Post # 1
We are hosting our wedding ceremony and reception in our yard. We live in a rural area about 20 mins from the nearest small town. Some of our guests are coming out from the city (located about an hour away) and many are coming from nearby towns (about 20 to 30 mins away).
A few of our guests and some members of the wedding party have asked to stay over on the wedding night. Some have asked to stay in the house, others to camp in the yard. My fiance and I are not comfortable with guests staying in the house as it is our wedding night, and even though we already live together, we feel it is still a special night and would like some privacy. Not to mention we don’t really want the added stress of hosting and entertaining guests that night after we already spent the entire day doing just that. On any other occasion we would not have a problem with it.
As for camping, although we have had parties in the past where guests have camped out in the yard, this situation is different as there will be limited space for tents/campers because of the reception tent and parking. Even if we can make the room for it we’re also worried the party won’t end when we shut down the bar for the night. We won’t really enjoy our wedding night if we’re worrying about whats going on in the backyard (some of our friends can get a bit rowdy lol)
The nearest motel is 20 mins away, and the majority of the guests asking to stay over live in the same town where the motel is located so its no use setting up accomodations for them there. The entire reason any of them want to stay over is so they can get hammered and not have to drive home. And we don’t want anyone to drink and drive. But we still want our guests to have a good time. I feel like a bit of a hypocrite asking people to go home at the end of the night when we are having an open bar. To make matters worse, after we said no some of these people pushed the issue or put a guilt trip on us and now we’re doubting our decision.
What should we do? Are we being rude or bad hosts? Is it unreasonable to expect them to be responsible and drive home that night?
Post # 2
I would never go for this, you aren’t obligated to host them for the evening. They need to arrange for a cab service if they are really unable to have a designated driver. Hold firm.
Post # 3
sarah74: Just tell them “Hey guys, are you serious? It’s our wedding night and we don’t plan on sharing it with anyone, even our closest friends and family.”
Have you checked out the cost of providing a shuttle to the nearest motel?
Post # 4
sarah74: I would say that you should maybe provide transportation for people so they don’t drink and drive. Then they would have no reason to stay over.
Post # 5
wow…… people asking to stay in your house? That is insane…..
I would tell them no….. a big giant no………..
Post # 6
A resounding NO to those that wish to invade your privacy on your wedding night. Sorry, but 20 minutes away isn’t a big deal, and a shuttle is a perfect solution. Look into it. That way, you’re still taking care of your guests and maintaining your sanity. Don’t waver to them. This is YOUR wedding night. Protect it! 🙂
Post # 7
Yes, a circulating shuttle to/from hotel makes perfect sense.
Post # 8
You could contact transportation services and rent a school bus to make trips to the nearest accommodations with blocks for guests.
In my area, there are Designated Driver companies like Keys to Us that you can rent for special events. I believe it can range in price depending on how many drivers you want and how far they are taking the guests, but I believe they start at $200.
You could combine these as well, have a bus for out of towners to the hotel and DD service for those that live closer that don’t want to drive.

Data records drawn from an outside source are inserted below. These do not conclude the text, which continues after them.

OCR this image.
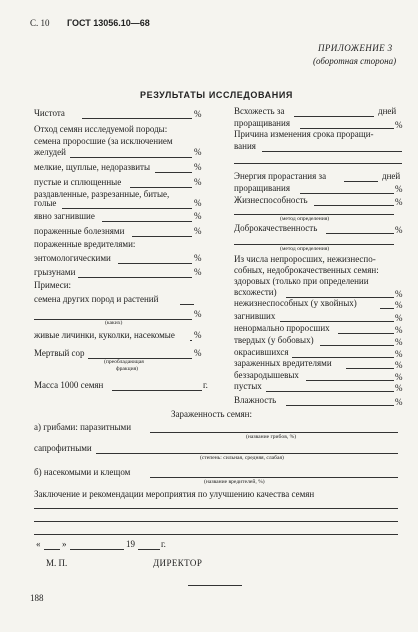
С. 10 ГОСТ 13056.10—68
ПРИЛОЖЕНИЕ 3
(оборотная сторона)
РЕЗУЛЬТАТЫ ИССЛЕДОВАНИЯ
Чистота	%
Отход семян исследуемой породы:
семена проросшие (за исключением
желудей	%
мелкие, щуплые, недоразвиты	%
пустые и сплющенные	%
раздавленные, разрезанные, битые,
голые	%
явно загнившие	%
пораженные болезнями	%
пораженные вредителями:
энтомологическими	%
грызунами	%
Примеси:
семена других пород и растений
%
(каких)
живые личинки, куколки, насекомые %
Мертвый сор	%
(преобладающая
фракция)
Масса 1000 семян	г.
Всхожесть за	дней
проращивания	%
Причина изменения срока проращи-
вания
Энергия прорастания за	дней
проращивания	%
Жизнеспособность	%
(метод определения)
Доброкачественность	%
(метод определения)
Из числа непроросших, нежизнеспо-
собных, недоброкачественных семян:
здоровых (только при определении
всхожести)	%
нежизнеспособных (у хвойных)	%
загнивших	%
ненормально проросших	%
твердых (у бобовых)	%
окрасившихся	%
зараженных вредителями	%
беззародышевых	%
пустых	%
Влажность	%
Зараженность семян:
а) грибами: паразитными
(название грибов, %)
сапрофитными
(степень: сильная, средняя, слабая)
б) насекомыми и клещом
(название вредителей, %)
Заключение и рекомендации мероприятия по улучшению качества семян
« »	19	г.
М. П.	ДИРЕКТОР
188
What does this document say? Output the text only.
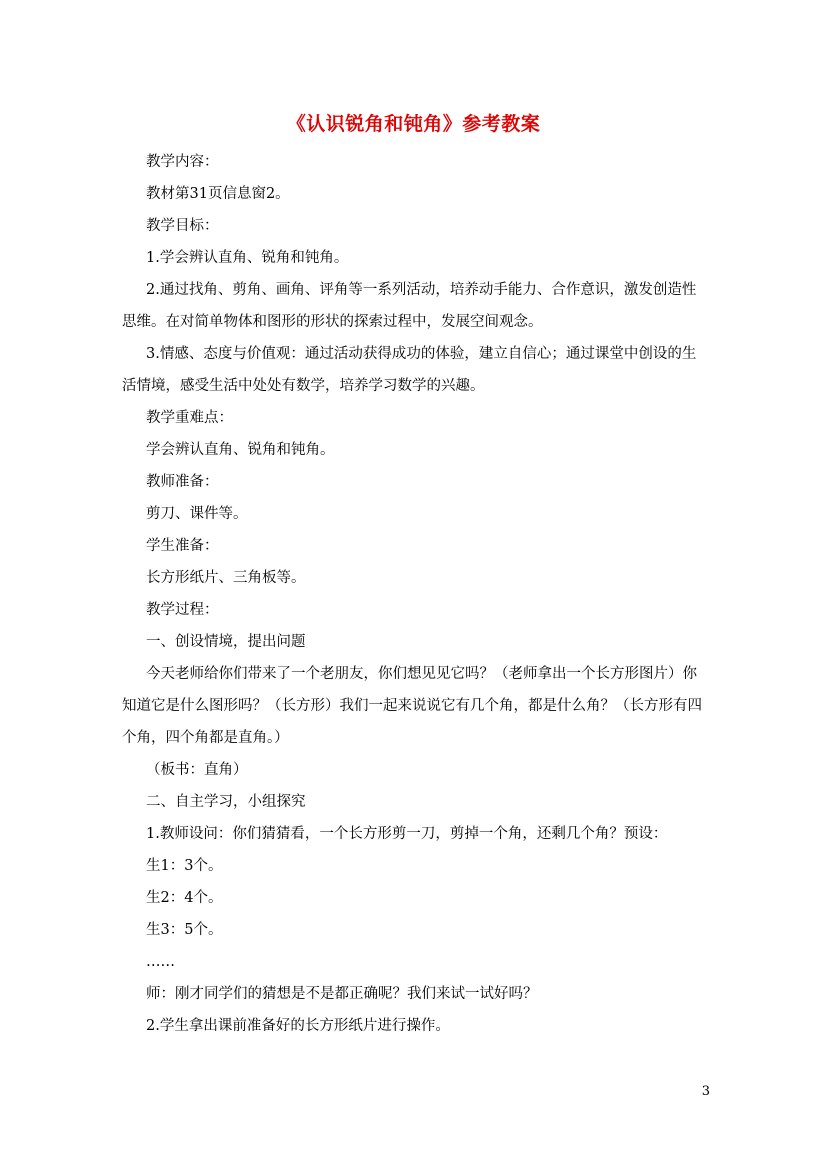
《认识锐角和钝角》参考教案

教学内容：

教材第31页信息窗2。

教学目标：

1.学会辨认直角、锐角和钝角。

2.通过找角、剪角、画角、评角等一系列活动，培养动手能力、合作意识，激发创造性思维。在对简单物体和图形的形状的探索过程中，发展空间观念。

3.情感、态度与价值观：通过活动获得成功的体验，建立自信心；通过课堂中创设的生活情境，感受生活中处处有数学，培养学习数学的兴趣。

教学重难点：

学会辨认直角、锐角和钝角。

教师准备：

剪刀、课件等。

学生准备：

长方形纸片、三角板等。

教学过程：

一、创设情境，提出问题

今天老师给你们带来了一个老朋友，你们想见见它吗？（老师拿出一个长方形图片）你知道它是什么图形吗？（长方形）我们一起来说说它有几个角，都是什么角？（长方形有四个角，四个角都是直角。）

（板书：直角）

二、自主学习，小组探究

1.教师设问：你们猜猜看，一个长方形剪一刀，剪掉一个角，还剩几个角？预设：

生1：3个。

生2：4个。

生3：5个。

……

师：刚才同学们的猜想是不是都正确呢？我们来试一试好吗？

2.学生拿出课前准备好的长方形纸片进行操作。

3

They give you peace of mind that your guests are safe, but you get your much deserved privacy.
Post # 9
sarah74: If you can afford it maybe put on a mini bus back to the town where most of these people live/where the motel is? That way they can drink if they wish but you get out of them staying over at your house. It is rude of them to ask really – I would never think newlyweds want a bunch of drunk people staying in their house/yard on their wedding night!
Post # 10
No, you do not have to let them stay.
You don’t have to even provide a shuttle! It would be a vet generous thing, but 100% not required. They are adults. Then can act like it and figure out their own transportation.
Post # 11
I would hire a school bus that continually circulates back and forth between hotel and your home.
Post # 12
If it isn’t too expensive, I would do a shuttle for them that drops off at a central point – “town” makes me think they should be able to walk home from where they get picked up/dropped off.
if it is a little more expensive than you would like – then hey, you are already paying for booze. You can always offer to let them know who lives near them to carpool.
Post # 13
i would tell them no they cannot stay. however are you serving alcohol at your house for the wedding or is someone coming in with a liquor license to do so? if you are serving you really should provide a shuttle for your guests back to the town for liability reasons. if one of them got in an accident drinking and driving and died they can potentially come after you financially. many people who throw weddings or even large parties at their home without a liquor license get insurance. it runs around$200. you really want to protect yourself.
Post # 14
Yes, it does sound unreasonable of you. Sorry, but this should of been a consideration when you decided on a rural, at home wedding. You cant expect people to “celebrate you” & then just cut off the hospitality when the bar closes. Just sounds super selfish to me.
Post # 15
sarah74: get a shuttle back to town. Problem solved.